Bebek için laktoferrin
Çocuklarda laktoferrin ayrıca "önemli bir demir kaynağıdır ve emilimini kolaylaştırır".
Demir, anne sütünde bebeğin ihtiyacından daha düşük miktarlarda bulunan tek mineraldir; ancak bu eksiklik, fetal yaşam boyunca biriken stoklarla doldurulur (anne sütü, tüm besin maddelerini sağladığı gibi bebek için en çok tavsiye edilen besindir, ancak hepsinden önemlisi kuşkusuz anne sütüdür). doğru oranlarda içerir).
Laktoferrinin demiri bağlama yeteneği, aynı zamanda bir antioksidan ajan olarak olası rolünü de akla getirir. Fazla demiri hapsederek, iyi bilinen pro-oksidan etkileri (Fe2 + + H2O2 → Fe3 + + OH · + OH−) üretmesini engeller.
Son çalışmalar, sırasıyla kemik ve kıkırdak dokusu üretiminden sorumlu hücreler olan osteoblastlar ve kondrositlerin aktivitesi üzerindeki laktoferrinin destekleyici özelliklere atfedilmiştir.
Laboratuvar teşhisi
Teşhiste, dışkıdaki laktoferrin konsantrasyonları, Crohn hastalığı ve ülseratif kolit gibi inflamatuar bağırsak hastalıklarının varlığını araştırmak için değerlendirilebilir. Aslında bu patolojilere tipik olarak fekal laktoferrin artışı eşlik eder.
Laktoferrin, bir yandan bakterilerin ilaç tedavilerine duyarlılığını artırabilir ve diğer yandan probiyotiklerle sinerji içinde, demirin mevcudiyetine daha az bağımlı olan yararlı bağırsak bakteri suşlarının (Lactobacillus veya Bifidobacterium) büyümesini teşvik edebilir. benzer terapötik strateji ancak ve yalnızca özel tıbbi tavsiyeden sonra kabul edilebilir.Takviyelerde, laktoferrin genellikle probiyotik ve FOS suşları gibi sinerjik etkiye sahip maddelerle birlikte bulunur.

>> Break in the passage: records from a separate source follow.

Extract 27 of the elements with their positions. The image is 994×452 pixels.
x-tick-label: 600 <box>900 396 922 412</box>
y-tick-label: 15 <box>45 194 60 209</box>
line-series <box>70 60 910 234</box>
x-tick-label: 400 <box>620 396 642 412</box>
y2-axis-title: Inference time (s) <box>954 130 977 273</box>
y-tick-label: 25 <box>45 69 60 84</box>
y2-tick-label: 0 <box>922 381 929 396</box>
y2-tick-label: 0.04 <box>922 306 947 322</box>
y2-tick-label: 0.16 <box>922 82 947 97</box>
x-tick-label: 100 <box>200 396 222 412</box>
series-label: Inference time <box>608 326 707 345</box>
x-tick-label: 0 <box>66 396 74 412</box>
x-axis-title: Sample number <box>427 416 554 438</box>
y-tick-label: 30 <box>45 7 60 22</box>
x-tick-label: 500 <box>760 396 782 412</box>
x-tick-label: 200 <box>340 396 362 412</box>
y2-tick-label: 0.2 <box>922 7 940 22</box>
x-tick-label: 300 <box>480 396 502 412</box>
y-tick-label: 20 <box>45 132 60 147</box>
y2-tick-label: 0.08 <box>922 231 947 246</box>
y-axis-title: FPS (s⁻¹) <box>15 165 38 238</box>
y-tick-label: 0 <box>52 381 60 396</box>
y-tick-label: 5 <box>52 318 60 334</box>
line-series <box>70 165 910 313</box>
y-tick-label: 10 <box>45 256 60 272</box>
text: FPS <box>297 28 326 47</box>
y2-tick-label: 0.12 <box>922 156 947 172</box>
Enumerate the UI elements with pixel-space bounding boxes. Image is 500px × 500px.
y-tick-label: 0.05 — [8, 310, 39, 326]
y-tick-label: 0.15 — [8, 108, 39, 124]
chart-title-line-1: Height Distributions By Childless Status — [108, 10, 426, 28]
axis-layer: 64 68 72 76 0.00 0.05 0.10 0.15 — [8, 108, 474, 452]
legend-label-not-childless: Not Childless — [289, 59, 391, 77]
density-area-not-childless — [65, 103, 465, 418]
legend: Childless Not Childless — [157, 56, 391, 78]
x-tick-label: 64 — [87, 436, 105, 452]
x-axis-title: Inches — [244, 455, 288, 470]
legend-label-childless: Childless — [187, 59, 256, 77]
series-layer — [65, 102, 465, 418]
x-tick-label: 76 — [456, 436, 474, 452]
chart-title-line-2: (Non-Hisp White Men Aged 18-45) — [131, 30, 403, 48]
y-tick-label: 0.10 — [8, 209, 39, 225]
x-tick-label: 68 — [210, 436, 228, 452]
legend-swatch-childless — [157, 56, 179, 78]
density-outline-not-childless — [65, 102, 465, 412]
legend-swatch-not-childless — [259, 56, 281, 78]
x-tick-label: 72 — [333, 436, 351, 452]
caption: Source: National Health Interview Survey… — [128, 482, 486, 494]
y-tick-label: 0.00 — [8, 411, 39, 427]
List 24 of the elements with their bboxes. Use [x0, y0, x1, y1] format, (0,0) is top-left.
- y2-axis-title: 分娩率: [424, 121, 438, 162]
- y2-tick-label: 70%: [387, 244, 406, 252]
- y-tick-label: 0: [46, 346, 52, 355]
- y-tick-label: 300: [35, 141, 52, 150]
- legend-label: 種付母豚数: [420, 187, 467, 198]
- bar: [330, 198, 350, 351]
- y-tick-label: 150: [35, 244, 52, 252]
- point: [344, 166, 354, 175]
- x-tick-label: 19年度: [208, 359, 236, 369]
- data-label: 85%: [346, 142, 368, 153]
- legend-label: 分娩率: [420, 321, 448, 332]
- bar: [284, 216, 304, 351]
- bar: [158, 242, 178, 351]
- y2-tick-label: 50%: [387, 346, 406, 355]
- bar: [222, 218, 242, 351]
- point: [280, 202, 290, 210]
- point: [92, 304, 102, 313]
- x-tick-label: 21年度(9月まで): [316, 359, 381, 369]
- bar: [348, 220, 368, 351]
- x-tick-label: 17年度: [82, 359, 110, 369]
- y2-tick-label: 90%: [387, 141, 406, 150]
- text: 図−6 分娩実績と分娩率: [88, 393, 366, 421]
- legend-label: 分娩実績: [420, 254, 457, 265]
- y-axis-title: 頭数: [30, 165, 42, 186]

Daha fazla bilgi için: Laktoferrin takviyeleriDikkat! Belirli koşulların (örneğin, belirli alerjiler, hamilelik ve emzirme, vb.) varlığında ve ayrıca belirli rahatsızlıkların veya hastalıkların varlığında ve farmakolojik tedavilerin uygulanması durumunda, multivitamin takviyelerinin kullanımına başvurmadan önce tavsiye için doktorunuza danışmanız tavsiye edilir.